Ogni cicatrice, memoria di ferita ci offre la straordinaria possibilità di fermarci per riconoscerci, per conoscerci nuovamente. La ferita ci trasforma, ci conduce ad altra forma.

Ogni ferita/cicatrice è possibilità di riscatto che, mentre iscrive sulla pergamena dell’anima la nostra personale fatica, racconta anche la gioia rigeneratrice della vita e la sua capacità di suturare il dolore; anche se non lo scorda e, forse, non lo deve scordare -e proprio per questo emerge: piccolo rilievo sul liscio della pelle.

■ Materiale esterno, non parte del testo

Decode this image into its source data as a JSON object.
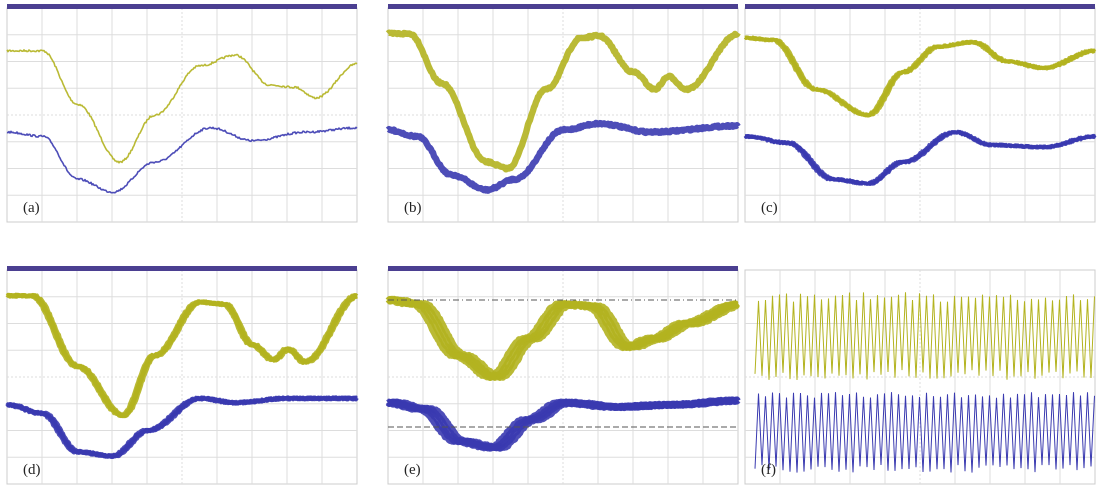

La ferita, cicatrizzandosi, fa lievitare la memoria, si sporge nel futuro venendo a patti col passato. “Solve et coagula” dicevano gli alchimisti: si rompono gli elementi di una forma originaria (solve) e si riuniscono (coagula) in nuova forma, il metallo si fa oro o, addirittura, pietra filosofale.

Ma, affinché ciò avvenga, si deve attraversare la ferita, per vedere oltre, per fare entrare una luce che prima non c’era; come ci insegna Lucio Fontana con i suoi tagli sull'imperturbabile superficie del quadro. E certo, si piange per le ferite che la vita ci procura, perché, come scrive Pier Paolo Pasolini in una delle sue più splendide poesie: “[…] Piange ciò che ha fine e ricomincia…” e poi, poco più avanti: “[…] Piange ciò che muta, anche per farsi migliore.”.

Anche per farsi migliore...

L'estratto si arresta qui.